I mean, can this all really be true? Not one single publisher out there willing to take on manuscripts or submissions from writers? I wonder how many writers there are in the world? With this rate (and I’m stating one particular publisher’s quote that they’re receiving no less than TWENETY manuscripts per week! Another has a full editorial calendar and would only accept new submissions during the fourth quarter of 2006!!!), I’m guessing that a little over half of the population of the planet are writers, or at least people who at one point of the other decided to have a whack at this writing lark and jot themselves a novel and send it out to those “publisher” guys!
Flippin’ Heck! That’s wicked!
And I’m here talking mostly about the small-time publishers. I won’t even touch upon the big guns in the industry, oh no sir, these are too busy securing multi-million deals with people like Bill Clinton and Colin Powell and Robbie Williams!

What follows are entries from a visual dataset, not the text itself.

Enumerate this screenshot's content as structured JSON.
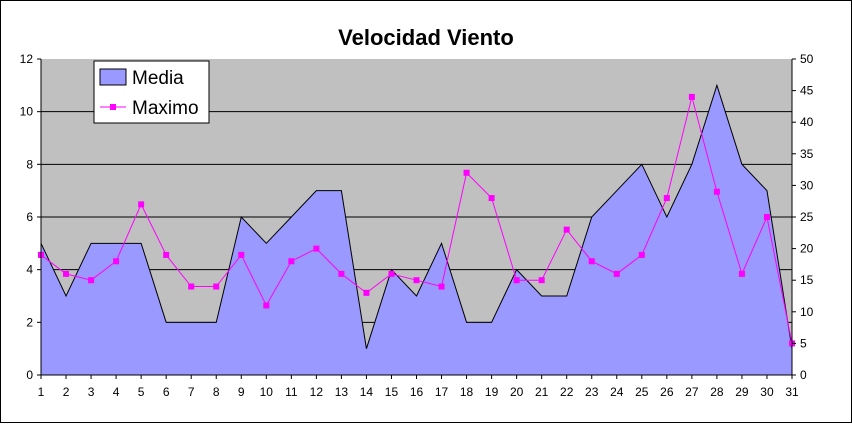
{
  "chart_data": {
    "type": "area",
    "title": "Velocidad Viento",
    "categories": [
      "1",
      "2",
      "3",
      "4",
      "5",
      "6",
      "7",
      "8",
      "9",
      "10",
      "11",
      "12",
      "13",
      "14",
      "15",
      "16",
      "17",
      "18",
      "19",
      "20",
      "21",
      "22",
      "23",
      "24",
      "25",
      "26",
      "27",
      "28",
      "29",
      "30",
      "31"
    ],
    "series": [
      {
        "name": "Media",
        "type": "area",
        "axis": "left",
        "color": "#9999ff",
        "values": [
          5,
          3,
          5,
          5,
          5,
          2,
          2,
          2,
          6,
          5,
          6,
          7,
          7,
          1,
          4,
          3,
          5,
          2,
          2,
          4,
          3,
          3,
          6,
          7,
          8,
          6,
          8,
          11,
          8,
          7,
          1
        ]
      },
      {
        "name": "Maximo",
        "type": "line",
        "axis": "right",
        "color": "#ff00ff",
        "values": [
          19,
          16,
          15,
          18,
          27,
          19,
          14,
          14,
          19,
          11,
          18,
          20,
          16,
          13,
          16,
          15,
          14,
          32,
          28,
          15,
          15,
          23,
          18,
          16,
          19,
          28,
          44,
          29,
          16,
          25,
          5
        ]
      }
    ],
    "y_left": {
      "min": 0,
      "max": 12,
      "ticks": [
        "0",
        "2",
        "4",
        "6",
        "8",
        "10",
        "12"
      ]
    },
    "y_right": {
      "min": 0,
      "max": 50,
      "ticks": [
        "0",
        "5",
        "10",
        "15",
        "20",
        "25",
        "30",
        "35",
        "40",
        "45",
        "50"
      ]
    },
    "grid": true,
    "legend_position": "top-left",
    "plot_background": "#c0c0c0"
  }
}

How I feel sorry for those little publishing houses, you can’t blame them can you? They are small and their capabilities are limited, but I feel that they are the ones that are keeping at least a speck of hope to those “real” writers, new and unknown, who wouldn’t even be given a second glance by most major publishers.
But, now that I think of it, there might be some greater comfort for the like of us, us little pitiful writers. Think back and look at the great classics of our modern times. Most were either self-published by small-time authors.
One can draw comparison with that olden age when the greats of literature produced their finest works, only to be fully recognized by the common readers later on. Today, we might have he greatest masterpiece of our time already published, but we wouldn’t know of it. Because maybe it was self published or taken by a small publisher, using P.O.D. technology and such.
At least it will be there, perhaps to be found on an old stack of books, thrown in a cardboard box on the middle of a filthy street, fifty years from now, by a lonely reader eager to find a treasure in a book that is neither artificial nor commercial (something that is already becoming more of a rarity).
Our culture/history feeds on underground, on things “indie”. It celebrates the underdogs. Pop might be the master of the present, but it’s meant to be consumed instantly, chewed to the bone then tossed aside and forgotten about, leaving the scene empty for those more eccentric and “indie” like creatures, who are more than happy to wait it out, anticipate their moment and seizing it into their clutches.
If we implement the same concept to music it will be the equivalent of pop music against rock ‘n’ punk. Pop music might sell millions, but it is pointless, unoriginal, and consumer-driven and has nothing new to offer or say or add to human civilization and culture, on the other hand Rock ‘n’ Punk music has a purpose, is original, full of spirit, and certainly has something to say.
So, my fellow small-time, self-published writers, we may not be rich, and facing the facts, we may never be, but at least we are original; a thought that ought to keep us going longer than any “pop”ers around!